No TV format is less forgiving than the primetime chat show. Many gladiators have entered the arena and eaten dust. From Davina McCall to Charlotte Church, Michael McIntyre to John Bishop, it is a graveyard of the gifted and the game.
To do it brilliantly, you need several things: the ability to create rapport between a sofa full of guests who have never met; the timing of a standup, with an acid streak beneath the warmth; and rarest of all, a knack for keeping the room pleasantly on edge. Graham Norton has all that, and then some. Trying to make it look as easy as he does is next to impossible.
When Claudia Winkleman stood in for him in February 2025 – joined by Chris Pratt, Saoirse-Monica Jackson, Toby Jones and Rob Beckett – she expertly steered the ship with her rapid-fire humour, sly impishness and genuine curiosity.
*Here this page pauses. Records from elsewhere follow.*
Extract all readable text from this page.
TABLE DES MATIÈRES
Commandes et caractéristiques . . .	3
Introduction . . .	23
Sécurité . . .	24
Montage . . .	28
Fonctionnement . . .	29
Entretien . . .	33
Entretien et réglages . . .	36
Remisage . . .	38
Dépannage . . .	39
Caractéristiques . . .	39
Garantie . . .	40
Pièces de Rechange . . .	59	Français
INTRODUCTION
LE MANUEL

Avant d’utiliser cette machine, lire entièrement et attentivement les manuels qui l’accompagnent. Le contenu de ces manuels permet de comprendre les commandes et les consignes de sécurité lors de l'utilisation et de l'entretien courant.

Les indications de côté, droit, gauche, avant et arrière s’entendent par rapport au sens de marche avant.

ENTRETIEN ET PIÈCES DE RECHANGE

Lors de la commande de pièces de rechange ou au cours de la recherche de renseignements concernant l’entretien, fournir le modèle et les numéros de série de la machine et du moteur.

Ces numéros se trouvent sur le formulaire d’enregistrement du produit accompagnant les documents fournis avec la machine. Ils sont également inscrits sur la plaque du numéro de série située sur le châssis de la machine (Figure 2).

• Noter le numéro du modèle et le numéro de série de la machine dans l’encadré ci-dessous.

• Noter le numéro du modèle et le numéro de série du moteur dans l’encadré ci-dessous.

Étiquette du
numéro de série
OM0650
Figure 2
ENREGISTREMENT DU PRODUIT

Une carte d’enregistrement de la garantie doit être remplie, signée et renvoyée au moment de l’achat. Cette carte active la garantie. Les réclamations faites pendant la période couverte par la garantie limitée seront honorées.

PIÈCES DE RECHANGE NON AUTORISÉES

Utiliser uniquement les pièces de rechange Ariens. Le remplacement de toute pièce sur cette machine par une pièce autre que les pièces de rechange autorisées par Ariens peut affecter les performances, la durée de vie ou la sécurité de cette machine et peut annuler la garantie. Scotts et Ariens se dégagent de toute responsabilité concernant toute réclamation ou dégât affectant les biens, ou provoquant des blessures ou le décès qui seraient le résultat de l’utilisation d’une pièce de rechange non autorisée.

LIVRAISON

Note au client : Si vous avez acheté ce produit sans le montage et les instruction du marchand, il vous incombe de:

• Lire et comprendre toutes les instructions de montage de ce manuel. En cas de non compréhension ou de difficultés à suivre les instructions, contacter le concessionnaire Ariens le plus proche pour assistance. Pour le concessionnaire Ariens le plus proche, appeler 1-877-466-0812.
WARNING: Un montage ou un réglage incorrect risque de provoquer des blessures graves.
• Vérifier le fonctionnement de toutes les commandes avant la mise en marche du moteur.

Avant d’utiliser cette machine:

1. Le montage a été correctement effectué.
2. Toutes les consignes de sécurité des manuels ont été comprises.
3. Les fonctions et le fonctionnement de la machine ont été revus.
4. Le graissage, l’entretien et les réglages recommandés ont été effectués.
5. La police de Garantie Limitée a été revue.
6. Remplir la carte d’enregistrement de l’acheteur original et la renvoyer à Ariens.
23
Having conquered Strictly, The Traitors and The Piano, she was arguably the most sought-after presenter on British television. A chat show of her own felt inevitable afterwards. So why has The Claudia Winkleman Show, launched in March, failed to catch light?

Nobody is blaming Winkleman, of course: that would be tantamount to treason. Her fringe alone is a national treasure. The viewing figures have been respectable: her debut drew 1.5 million, marginally ahead of the final episode of Norton’s last series, with catch-up adding another 700,000. But there was still a nagging sense that something was missing. In his three-star review for The Independent, Nick Hilton called it “a stylish, televised cocktail party – the ingredients are there, and they have the right mixologist, but they might need to tweak the recipe”.
How? Well, starrier guests would help. Norton’s annual run, timed to coincide with Hollywood’s awards season, consistently delivers a dizzying panoply of A-listers – from Timothée Chalamet to Margot Robbie just in the last series – that Winkleman, launching in the off-season, could only watch from a distance. While Jeff Goldblum, that famously garrulous raconteur, is always great value, a guest list that by the final episode featured Dan Levy, Phil Dunster and Josh Widdicombe – all plugging TV work – was not exactly the stellar roster that BBC One’s Friday night slot usually promises.
Not helping were the dark teal sofa and mood lighting, which are a touch too redolent of a business hotel bar. And then there were the audience participation segments. Charming on Winkleman’s Radio 2 show, they are a harder sell on primetime BBC One. A man who communicates with birds on social media. Identical twin opera singers. A pencil designer. A couple on their first date. At best, they felt contrived; at worst, interminable.
Deeper than format is the question of fit. Winkleman – whose career spans three decades, from Holiday reporter to British TV staple – is curious and instinctively at ease with whoever sits opposite her. Her mother, former Fleet Street editor Eve Pollard, gave her the mantra she has lived by: “Don’t worry about being interesting, but always be interested.” In another era, that would have been more than enough.
But we expect more from our chat shows now. Energy. Sardonic wit. Viral moments. Perhaps nerves played a part – being thrust straight into one of television’s most prominent slots, with no run-up and no room for error, would unsettle anyone. Chat shows also demand a particular kind of ruthlessness – the ability to end a conversation before it ends itself. A few times conversations have rambled; she should have intervened more sharply.
Things could well align for the second series, and the first hasn’t been without merit. Jamie Dornan recounted an audition for the musical Rock of Ages that went catastrophically wrong. Before entering the room, he told Winkleman, he drank a quarter-bottle of Jameson whiskey on an empty stomach. He then vomited, violently, down his front, but performed the song anyway while reeking. Evidently, he did not get the part. Winkleman let that story breathe. Fun, too, upon the arrival of surprise guest Mr Blobby, was witnessing Canadian actor Dan Levy’s horror – shielding himself behind the sofa, telling the audience “You people are f***ing crazy.” These were the moments when Winkleman’s grace and quickness, which make her one of television’s most beloved figures, were simply allowed to do the work.
Before the series launched, Winkleman told the press she would be “obviously awful” and that no one should bother watching. They did bother – but may have shrugged at the results. So, if the BBC is to get the second series right, producers owe Winkleman some honest reflection. Less of the calculated “spontaneity”. More of the real sort. Plus, a harder fight for the guests. The Claudia Winkleman who coaxes contestants into dismantling each other on The Traitors is the most dangerous person in any room she enters. Finding the format that sets her free – that is the job in hand.